The Ontario government is raising the minimum wage to $15 in two years.
As part of the scandal-plagued Liberals’ efforts to attract more voters ahead of next year’s provincial election, Queen’s Park announced that it is hiking the minimum wage to $15 as of January 1, 2019, and businesses and think-tanks are already sounding the alarms.
According to a new report from TD Bank, Ontario’s planned $15 minimum wage will cost the provincial economy as many as 90,000 jobs by 2020.
“Ontario’s bold plan to raise the minimum wage by one-third over the next 18 months has fueled much debate about its potential impact on Canada’s largest economy,” the bank reported in its economic assessment on Tuesday.

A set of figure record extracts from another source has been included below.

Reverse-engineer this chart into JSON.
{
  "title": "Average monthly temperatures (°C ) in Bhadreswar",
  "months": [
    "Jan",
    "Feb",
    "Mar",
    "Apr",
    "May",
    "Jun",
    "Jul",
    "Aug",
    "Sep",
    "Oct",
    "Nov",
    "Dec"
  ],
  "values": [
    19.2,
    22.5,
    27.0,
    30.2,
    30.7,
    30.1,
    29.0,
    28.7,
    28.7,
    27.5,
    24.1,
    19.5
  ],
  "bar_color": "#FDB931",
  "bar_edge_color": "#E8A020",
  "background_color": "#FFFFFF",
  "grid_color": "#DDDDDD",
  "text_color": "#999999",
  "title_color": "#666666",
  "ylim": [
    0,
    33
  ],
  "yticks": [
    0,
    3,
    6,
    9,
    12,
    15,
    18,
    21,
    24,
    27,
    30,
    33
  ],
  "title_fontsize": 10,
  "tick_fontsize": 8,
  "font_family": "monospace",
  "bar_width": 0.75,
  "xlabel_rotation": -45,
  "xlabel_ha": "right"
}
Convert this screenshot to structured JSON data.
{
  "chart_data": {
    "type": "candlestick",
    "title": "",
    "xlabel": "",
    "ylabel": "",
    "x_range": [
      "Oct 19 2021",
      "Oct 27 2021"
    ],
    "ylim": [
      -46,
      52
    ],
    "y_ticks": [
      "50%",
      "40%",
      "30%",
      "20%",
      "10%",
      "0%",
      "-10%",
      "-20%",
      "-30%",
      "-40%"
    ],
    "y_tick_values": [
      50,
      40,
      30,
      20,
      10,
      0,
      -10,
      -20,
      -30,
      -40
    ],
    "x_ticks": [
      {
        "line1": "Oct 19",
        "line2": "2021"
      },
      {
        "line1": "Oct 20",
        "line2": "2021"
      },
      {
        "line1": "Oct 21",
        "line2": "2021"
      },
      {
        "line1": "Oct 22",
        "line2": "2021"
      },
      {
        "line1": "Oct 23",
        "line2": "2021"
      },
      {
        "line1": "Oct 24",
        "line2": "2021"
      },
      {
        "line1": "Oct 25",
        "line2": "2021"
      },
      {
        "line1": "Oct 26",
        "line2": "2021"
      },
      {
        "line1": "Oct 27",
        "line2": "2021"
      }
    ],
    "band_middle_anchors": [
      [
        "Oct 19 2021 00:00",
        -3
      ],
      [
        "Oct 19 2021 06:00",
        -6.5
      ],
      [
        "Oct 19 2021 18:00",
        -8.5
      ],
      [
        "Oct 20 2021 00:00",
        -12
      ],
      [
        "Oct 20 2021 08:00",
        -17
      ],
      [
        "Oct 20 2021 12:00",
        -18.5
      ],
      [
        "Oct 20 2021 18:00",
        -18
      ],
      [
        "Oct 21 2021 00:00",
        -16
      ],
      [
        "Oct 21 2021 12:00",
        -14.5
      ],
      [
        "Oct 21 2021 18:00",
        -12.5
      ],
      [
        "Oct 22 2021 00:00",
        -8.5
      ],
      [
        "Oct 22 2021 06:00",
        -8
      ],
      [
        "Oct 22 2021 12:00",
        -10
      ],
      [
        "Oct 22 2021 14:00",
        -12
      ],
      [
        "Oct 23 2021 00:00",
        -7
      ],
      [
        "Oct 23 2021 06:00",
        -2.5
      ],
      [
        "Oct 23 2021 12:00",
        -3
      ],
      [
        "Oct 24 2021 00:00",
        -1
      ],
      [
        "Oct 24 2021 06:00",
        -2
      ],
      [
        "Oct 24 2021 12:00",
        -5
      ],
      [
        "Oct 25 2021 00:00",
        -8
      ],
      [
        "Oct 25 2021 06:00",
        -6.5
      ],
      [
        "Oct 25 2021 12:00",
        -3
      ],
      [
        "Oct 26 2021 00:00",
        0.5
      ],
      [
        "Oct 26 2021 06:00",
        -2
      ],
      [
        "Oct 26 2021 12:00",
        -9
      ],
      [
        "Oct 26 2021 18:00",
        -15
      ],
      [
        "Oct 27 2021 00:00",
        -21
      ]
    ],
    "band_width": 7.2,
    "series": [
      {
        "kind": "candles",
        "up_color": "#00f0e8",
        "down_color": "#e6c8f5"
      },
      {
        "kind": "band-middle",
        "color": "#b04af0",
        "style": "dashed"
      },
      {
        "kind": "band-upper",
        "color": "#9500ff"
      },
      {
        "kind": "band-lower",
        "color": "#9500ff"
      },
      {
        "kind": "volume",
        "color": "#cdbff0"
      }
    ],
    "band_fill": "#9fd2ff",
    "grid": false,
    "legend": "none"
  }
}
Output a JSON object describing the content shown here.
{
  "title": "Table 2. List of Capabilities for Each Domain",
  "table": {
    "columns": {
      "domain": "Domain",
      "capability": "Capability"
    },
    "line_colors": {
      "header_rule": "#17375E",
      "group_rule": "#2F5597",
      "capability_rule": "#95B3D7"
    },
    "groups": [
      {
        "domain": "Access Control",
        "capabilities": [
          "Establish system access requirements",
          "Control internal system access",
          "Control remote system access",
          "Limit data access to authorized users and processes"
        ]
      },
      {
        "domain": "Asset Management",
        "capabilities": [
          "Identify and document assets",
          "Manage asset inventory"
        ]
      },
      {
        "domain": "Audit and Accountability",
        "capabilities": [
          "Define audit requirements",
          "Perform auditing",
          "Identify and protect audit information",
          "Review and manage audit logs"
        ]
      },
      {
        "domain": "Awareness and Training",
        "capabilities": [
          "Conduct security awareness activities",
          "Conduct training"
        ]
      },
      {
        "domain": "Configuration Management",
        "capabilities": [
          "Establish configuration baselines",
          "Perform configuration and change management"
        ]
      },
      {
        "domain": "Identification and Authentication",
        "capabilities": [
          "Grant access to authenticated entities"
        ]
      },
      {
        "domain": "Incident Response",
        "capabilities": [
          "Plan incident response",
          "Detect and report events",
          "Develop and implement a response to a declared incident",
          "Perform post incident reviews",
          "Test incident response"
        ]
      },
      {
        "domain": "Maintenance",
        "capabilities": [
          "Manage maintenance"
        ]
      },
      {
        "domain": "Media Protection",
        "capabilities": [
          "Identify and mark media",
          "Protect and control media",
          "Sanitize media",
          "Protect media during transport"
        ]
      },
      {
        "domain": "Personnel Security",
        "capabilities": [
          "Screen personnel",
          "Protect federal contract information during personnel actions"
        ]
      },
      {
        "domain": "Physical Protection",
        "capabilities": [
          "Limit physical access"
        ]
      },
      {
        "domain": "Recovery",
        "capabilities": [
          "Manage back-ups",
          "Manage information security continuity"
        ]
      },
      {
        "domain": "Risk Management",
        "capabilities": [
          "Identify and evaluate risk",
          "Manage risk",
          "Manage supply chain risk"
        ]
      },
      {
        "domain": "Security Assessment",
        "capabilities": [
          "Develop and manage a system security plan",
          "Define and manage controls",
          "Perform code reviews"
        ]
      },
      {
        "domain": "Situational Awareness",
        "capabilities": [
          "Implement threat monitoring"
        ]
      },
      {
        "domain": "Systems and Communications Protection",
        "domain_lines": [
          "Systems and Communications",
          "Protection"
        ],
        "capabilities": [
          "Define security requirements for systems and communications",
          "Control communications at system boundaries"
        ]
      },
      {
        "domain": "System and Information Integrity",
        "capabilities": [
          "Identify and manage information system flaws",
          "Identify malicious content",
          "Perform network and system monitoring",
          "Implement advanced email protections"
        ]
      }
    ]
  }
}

“Raising the minimum wage can potentially generate more benefits to society than costs in terms of any resulting job lost. However, the relatively rapid speed of the implementation and its timing within the economic cycle are two factors that will likely accentuate the negative hit to Ontario employment.”
The financial institution further reported that the Ontario economy will expand, but at a slower rate of 0.5 percent annually.
This report comes two weeks after the Financial Accountability Office (FAO), the province’s economic watchdog, warned that 50,000 jobs could be lost as a result of the progressive minimum wage. It also projected that teenagers and young adults would be the most affected by the higher minimum wage.